The President wrote, "At this difficult time I want to express my support and solidarity, and that of all the Israeli people, with you and your communities, and ask that you kindly convey this message on my behalf to the Jewish communities across the US."
"The very idea that in our time we would see a Nazi flag - perhaps the most vicious symbol of anti-Semitism - paraded in the streets of the world's greatest democracy, and Israel's most cherished and greatest ally is almost beyond belief,’’ Rivlin said.
He added, "We have seen manifestations of anti-Semitism again and again arise across the world; in Europe and the Middle East. In the face of such evil, we stand now as we did then. With faith. With faith in humanity, with faith in democracy, and with faith in justice. I know that the great nation of the United States of America and its leaders will know how to face this difficult challenge, and prove to the world the robustness and strength of democracy and freedom."
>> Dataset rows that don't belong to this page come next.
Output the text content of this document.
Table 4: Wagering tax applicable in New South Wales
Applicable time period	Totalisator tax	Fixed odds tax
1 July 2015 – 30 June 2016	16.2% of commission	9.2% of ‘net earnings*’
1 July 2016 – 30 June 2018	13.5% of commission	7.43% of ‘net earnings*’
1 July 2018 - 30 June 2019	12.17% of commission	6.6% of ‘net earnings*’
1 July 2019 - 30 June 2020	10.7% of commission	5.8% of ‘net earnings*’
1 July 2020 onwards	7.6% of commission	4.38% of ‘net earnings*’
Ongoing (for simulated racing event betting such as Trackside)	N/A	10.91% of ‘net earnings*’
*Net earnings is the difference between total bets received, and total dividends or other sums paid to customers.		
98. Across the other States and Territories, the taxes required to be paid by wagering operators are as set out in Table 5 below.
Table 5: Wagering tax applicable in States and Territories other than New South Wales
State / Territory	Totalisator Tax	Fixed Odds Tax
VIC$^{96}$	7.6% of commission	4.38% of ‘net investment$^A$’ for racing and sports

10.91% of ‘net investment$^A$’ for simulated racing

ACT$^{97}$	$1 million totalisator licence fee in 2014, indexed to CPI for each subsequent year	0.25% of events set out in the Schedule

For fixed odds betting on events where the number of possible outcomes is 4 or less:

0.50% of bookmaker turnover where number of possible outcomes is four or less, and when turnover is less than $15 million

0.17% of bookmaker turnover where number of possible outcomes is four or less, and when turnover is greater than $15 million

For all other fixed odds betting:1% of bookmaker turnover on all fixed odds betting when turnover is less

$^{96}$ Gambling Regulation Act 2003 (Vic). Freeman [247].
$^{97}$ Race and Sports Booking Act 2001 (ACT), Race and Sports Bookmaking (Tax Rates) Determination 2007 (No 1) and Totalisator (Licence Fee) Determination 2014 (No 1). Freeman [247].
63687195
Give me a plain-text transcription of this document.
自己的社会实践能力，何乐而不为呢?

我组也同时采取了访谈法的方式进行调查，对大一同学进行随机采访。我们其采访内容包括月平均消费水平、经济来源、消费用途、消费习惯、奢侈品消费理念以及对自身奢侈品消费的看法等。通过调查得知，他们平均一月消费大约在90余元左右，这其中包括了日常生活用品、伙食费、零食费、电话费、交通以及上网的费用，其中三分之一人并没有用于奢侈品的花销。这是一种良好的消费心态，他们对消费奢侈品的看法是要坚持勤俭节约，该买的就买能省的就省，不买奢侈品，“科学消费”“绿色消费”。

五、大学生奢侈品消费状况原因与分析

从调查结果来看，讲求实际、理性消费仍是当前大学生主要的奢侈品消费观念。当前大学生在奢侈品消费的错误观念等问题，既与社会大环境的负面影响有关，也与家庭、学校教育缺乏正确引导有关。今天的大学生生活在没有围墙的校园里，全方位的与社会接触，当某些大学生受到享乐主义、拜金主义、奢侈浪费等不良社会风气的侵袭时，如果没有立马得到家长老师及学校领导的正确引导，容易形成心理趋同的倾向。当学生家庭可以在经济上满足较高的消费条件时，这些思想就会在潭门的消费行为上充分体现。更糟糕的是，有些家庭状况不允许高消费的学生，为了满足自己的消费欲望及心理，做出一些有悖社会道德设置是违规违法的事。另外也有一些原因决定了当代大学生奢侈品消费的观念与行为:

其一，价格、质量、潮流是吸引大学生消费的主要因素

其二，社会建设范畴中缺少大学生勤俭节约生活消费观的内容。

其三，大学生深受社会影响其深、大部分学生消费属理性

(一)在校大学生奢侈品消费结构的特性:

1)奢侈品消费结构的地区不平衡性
The Israeli president concluded, "As we say Chazak, Chazak, ve’Nitchazek. Be strong, be strong, and we will be strong."
The Republican Jewish Coalition has called on President Donald Trump to provide “greater moral clarity in rejecting racism, bigotry, and anti-Semitism.”
“The Nazis, the KKK, and white supremacists are dangerous anti-Semites,” the group’s national chairman, Norm Coleman, and executive director, Matt Brooks, wrote in a statement. “As representatives of an organization … with many members who experienced firsthand the inhumanity of the Nazi Holocaust, we state unequivocally our rejection of these hatemongers — you can expect nothing less from the Republican Jewish Coalition.”
President Trump said that he believed that both the protesters, whose ranks included members of the Ku Klux Klan and neo-Nazi groups, and leftist counter-protesters shared blame for the violence in Charlottesville.
“There are no good Nazis and no good members of the Klan,” Coleman and Brooks wrote.